Le biais comique ne maltraite pas la langue. C’est un point essentiel. Les surtitres deviennent un personnage à part entière qu’Hochmair apostrophe, provoque… Il se retourne régulièrement et lit en haut du mur comme sur une page immense. Lui-même profère souvent les extraits de lettre d’abord en allemand, puis en français, en plus des surtitres. Ou alors seulement en allemand, toujours avec les surtitres. Ou bien en allemand mais sans surtitres, voire avec la mention « traduction impossible ». Ou directement en français, avec un accent allemand qui n’est heureusement pas utilisé comme une source supplémentaire de comique mais plutôt de joie à entendre un comédien osciller ainsi sur le fil des langues comme il oscille sur le fil de la fiction romanesque. Certains spectateurs qui connaissent la langue allemande peuvent rire isolément au grand dam amusé des autres isolés dans la leur. On devient ainsi attentif à la matière sonore de l’allemand et même du français. L’affect passe par des intonations qui façonnent en direct le matériau linguistique de manière à transmettre le sens par le son plutôt que par la signification des mots.

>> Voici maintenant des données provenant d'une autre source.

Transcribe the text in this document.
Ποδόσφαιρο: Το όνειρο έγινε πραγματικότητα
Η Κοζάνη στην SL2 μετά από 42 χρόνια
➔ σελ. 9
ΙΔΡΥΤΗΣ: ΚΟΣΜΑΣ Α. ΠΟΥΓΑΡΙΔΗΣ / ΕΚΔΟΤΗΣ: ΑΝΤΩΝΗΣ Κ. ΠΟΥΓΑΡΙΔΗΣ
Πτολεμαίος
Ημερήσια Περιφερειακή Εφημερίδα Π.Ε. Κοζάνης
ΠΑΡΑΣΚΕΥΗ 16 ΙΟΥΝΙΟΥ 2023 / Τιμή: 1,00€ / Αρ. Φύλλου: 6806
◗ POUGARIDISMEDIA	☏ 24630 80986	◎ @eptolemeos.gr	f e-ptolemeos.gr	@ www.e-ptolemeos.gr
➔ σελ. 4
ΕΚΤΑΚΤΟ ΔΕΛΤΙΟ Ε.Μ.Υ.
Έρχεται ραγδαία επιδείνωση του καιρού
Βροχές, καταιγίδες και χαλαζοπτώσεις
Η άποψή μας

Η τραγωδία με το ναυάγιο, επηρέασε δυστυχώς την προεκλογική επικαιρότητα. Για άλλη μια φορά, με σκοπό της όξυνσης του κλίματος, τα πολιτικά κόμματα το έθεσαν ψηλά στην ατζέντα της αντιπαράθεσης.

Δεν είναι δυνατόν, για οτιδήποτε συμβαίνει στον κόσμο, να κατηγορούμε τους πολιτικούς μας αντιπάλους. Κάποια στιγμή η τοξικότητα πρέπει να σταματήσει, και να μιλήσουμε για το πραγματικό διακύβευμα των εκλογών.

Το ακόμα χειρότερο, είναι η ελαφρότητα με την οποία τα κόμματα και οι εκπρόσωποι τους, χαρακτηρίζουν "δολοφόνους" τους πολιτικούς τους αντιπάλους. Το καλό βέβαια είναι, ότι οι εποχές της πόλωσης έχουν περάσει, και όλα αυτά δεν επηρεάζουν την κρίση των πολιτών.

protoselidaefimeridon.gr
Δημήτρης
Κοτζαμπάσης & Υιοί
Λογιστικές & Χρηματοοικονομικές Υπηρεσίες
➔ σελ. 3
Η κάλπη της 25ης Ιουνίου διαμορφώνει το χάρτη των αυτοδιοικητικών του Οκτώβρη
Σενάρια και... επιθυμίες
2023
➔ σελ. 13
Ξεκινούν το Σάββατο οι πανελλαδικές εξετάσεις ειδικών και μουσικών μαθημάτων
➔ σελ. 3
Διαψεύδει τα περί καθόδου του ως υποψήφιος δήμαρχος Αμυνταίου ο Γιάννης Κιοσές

Une rengaine cisaille le premier tiers du spectacle. Werther savait que Charlotte était fiancée et que son fiancé parti en voyage allait revenir tôt ou tard. Rien n’y a fait. C’était peut-être même un aiguillon supplémentaire à la cristallisation amoureuse. L’autre revient. Et Hochmair-Werther de (se) répéter : « Albert est là, donc il faut partir. » Il devient finalement davantage obsédé par Albert que par Charlotte. Il multiplie les fausses sorties hors du bâtiment théâtral, les saluts improvisés au public. Il y a quelque chose de Thomas Bernhard qui surgit tout d’un coup en plein Goethe : une haine obsédante et obsidionale d’un nom qu’on ressasse pour le rogner petit à petit comme ferait un acide.
Mais c’est finalement un comédien à l’énergie communicative plus qu’au désespoir mimétique qu’on retient. Il y a une énergie du désespoir. Son Werther est l’enfant du siècle Facebook. Le petit ego maniaco-dépressif en manque d’Amour ne peut être que risible tout en étant plus viral que jamais. Contraint de quitter un salon quand on lui fait observer que les roturiers n’y sont pas admis, Werther revient de plus bel vers Charlotte qu’il croyait avoir fui pour de bon. L’amour impossible, puis le suicide, sont un alibi. Werther, c’est l’expérience même d’une dissociation entre l’intime et le politique.